PERIAPICAL LESIONS - Pathology in the area surrounding the apex of a root, i.e. periapical pathology, is most commonly a sequel to chronic pulpitis or pulp necrosis. Initially there is inflammation of the apical periodontal ligament. If untreated, the apical periodontitis progresses to involve the surrounding bone, resulting in destruction of the bone, which is replaced by soft tissue. This is evident as an apical rarefaction on a radiograph. The soft tissue may be granulation tissue (periapical granuloma), cyst (periapical or radicular cyst) or abscess (periapical abscess). Pic E7 Treatment for all three entities is the same, i.e. endodontic therapy or if there are complicating factors, e.g. advanced periodontitis, then extraction. An untreated periapical abscess can lead to complications such as osteomyelitis and cellulitis through spread of the infection. ( PicE8) A fistulous tract opening on the skin or oral mucosa may develop. Periapical lesions may be entirely asymptomatic or excruciatingly painful. The clinical signs indicative of periapical pathology are often insidious and not noticed by the owner. It is often only after completion of treatment that the owner reports a dramatic improvement in the animal’s general demeanour. Consequently, periapical lesions confirmed by radiography should be treated even if the animal is not showing obvious signs of pain or discomfort. Similarly, discoloured teeth with a necrotic pulp need to be treated before periapical pathology develops.
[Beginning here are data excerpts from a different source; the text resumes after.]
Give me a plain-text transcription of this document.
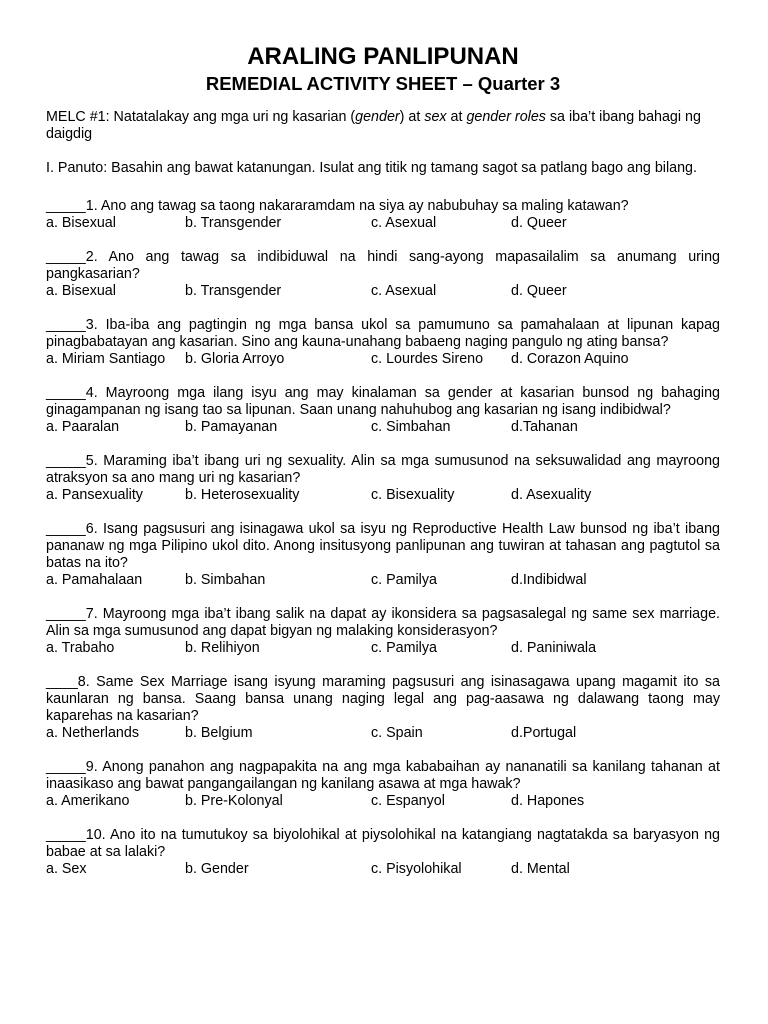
ARALING PANLIPUNAN
REMEDIAL ACTIVITY SHEET – Quarter 3
MELC #1: Natatalakay ang mga uri ng kasarian (gender) at sex at gender roles sa iba’t ibang bahagi ng daigdig
I. Panuto: Basahin ang bawat katanungan. Isulat ang titik ng tamang sagot sa patlang bago ang bilang.
_____1. Ano ang tawag sa taong nakararamdam na siya ay nabubuhay sa maling katawan?
a. Bisexual	b. Transgender	c. Asexual	d. Queer
_____2. Ano ang tawag sa indibiduwal na hindi sang-ayong mapasailalim sa anumang uring pangkasarian?
a. Bisexual	b. Transgender	c. Asexual	d. Queer
_____3. Iba-iba ang pagtingin ng mga bansa ukol sa pamumuno sa pamahalaan at lipunan kapag pinagbabatayan ang kasarian. Sino ang kauna-unahang babaeng naging pangulo ng ating bansa?
a. Miriam Santiago b. Gloria Arroyo	c. Lourdes Sireno d. Corazon Aquino
_____4. Mayroong mga ilang isyu ang may kinalaman sa gender at kasarian bunsod ng bahaging ginagampanan ng isang tao sa lipunan. Saan unang nahuhubog ang kasarian ng isang indibidwal?
a. Paaralan	b. Pamayanan	c. Simbahan	d.Tahanan
_____5. Maraming iba’t ibang uri ng sexuality. Alin sa mga sumusunod na seksuwalidad ang mayroong atraksyon sa ano mang uri ng kasarian?
a. Pansexuality	b. Heterosexuality	c. Bisexuality	d. Asexuality
_____6. Isang pagsusuri ang isinagawa ukol sa isyu ng Reproductive Health Law bunsod ng iba’t ibang pananaw ng mga Pilipino ukol dito. Anong insitusyong panlipunan ang tuwiran at tahasan ang pagtutol sa batas na ito?
a. Pamahalaan	b. Simbahan	c. Pamilya	d.Indibidwal
_____7. Mayroong mga iba’t ibang salik na dapat ay ikonsidera sa pagsasalegal ng same sex marriage. Alin sa mga sumusunod ang dapat bigyan ng malaking konsiderasyon?
a. Trabaho	b. Relihiyon	c. Pamilya	d. Paniniwala
____8. Same Sex Marriage isang isyung maraming pagsusuri ang isinasagawa upang magamit ito sa kaunlaran ng bansa. Saang bansa unang naging legal ang pag-aasawa ng dalawang taong may kaparehas na kasarian?
a. Netherlands	b. Belgium	c. Spain	d.Portugal
_____9. Anong panahon ang nagpapakita na ang mga kababaihan ay nananatili sa kanilang tahanan at inaasikaso ang bawat pangangailangan ng kanilang asawa at mga hawak?
a. Amerikano	b. Pre-Kolonyal	c. Espanyol	d. Hapones
_____10. Ano ito na tumutukoy sa biyolohikal at piysolohikal na katangiang nagtatakda sa baryasyon ng babae at sa lalaki?
a. Sex	b. Gender	c. Pisyolohikal	d. Mental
Diagnosis of endodontic disease : It is important to determine whether the pulp is exposed or not. If there is an obvious pulp exposure this can be diagnosed clinically by visual inspection of the tooth. Occasionally it may not be obvious and examination under general anaesthesia using a dental explorer probe or path finder needs to be performed. This should NEVER be done in the conscious animal as an exposed pulp will be very sensitive. A red or black spot usually indicates that the pulp is exposed. (pic E9)The red spot indicates a fresh/vital/inflamed pulp, whilst a black spot usually indicates that the pulp has started to become necrotic and the black colour results from degradation of haemoglobin. Whether the pulp is vital or not, the tooth will still require treatment. In cases of caries decay, a brown discolouration is seen on the occlusal surface. Due to the demineralization of the enamel and dentine, this brown discolouration is soft and the explorer probe sticks in the carious dentine. Radiography may help determine whether a root fracture is present, the nature of the fracture (crown-root/vertical fracture) and whether perapical pathology is present. Radiographs also help determine whether teeth with uncomplicated crown fractures need treatment or not. Radiographs do not confirm that the pulp itself is exposed.


COMBINED PERIODONTIC AND ENDODONTIC LESIONS - There are possible pathways of communication between the pulp and the periodontium. These are denuded dentine tubules, lateral and/or accessory pulp canals, and at the apical foramen. Consequently, a periapical lesion may have a periodontal origin and a periodontal type lesion may originate from the pulp. Another possibility is that a lesion is the result of a combination of endodontic and periodontal pathology. The lesions are classified according to aetiology as follows: • A Class I lesion, or endodontic–periodontic lesion, is endodontic in origin, i.e. pathology begins in the pulp and progresses to involve the periodontium. • A Class II lesion, or periodontic–endodontic lesion, is periodontic in origin, i.e. pathology begins in the periodontium and progresses to involve the pulp. (picE10) • A Class III lesion, or true combined lesion, is a fusion of independent periodontic and endodontic lesions.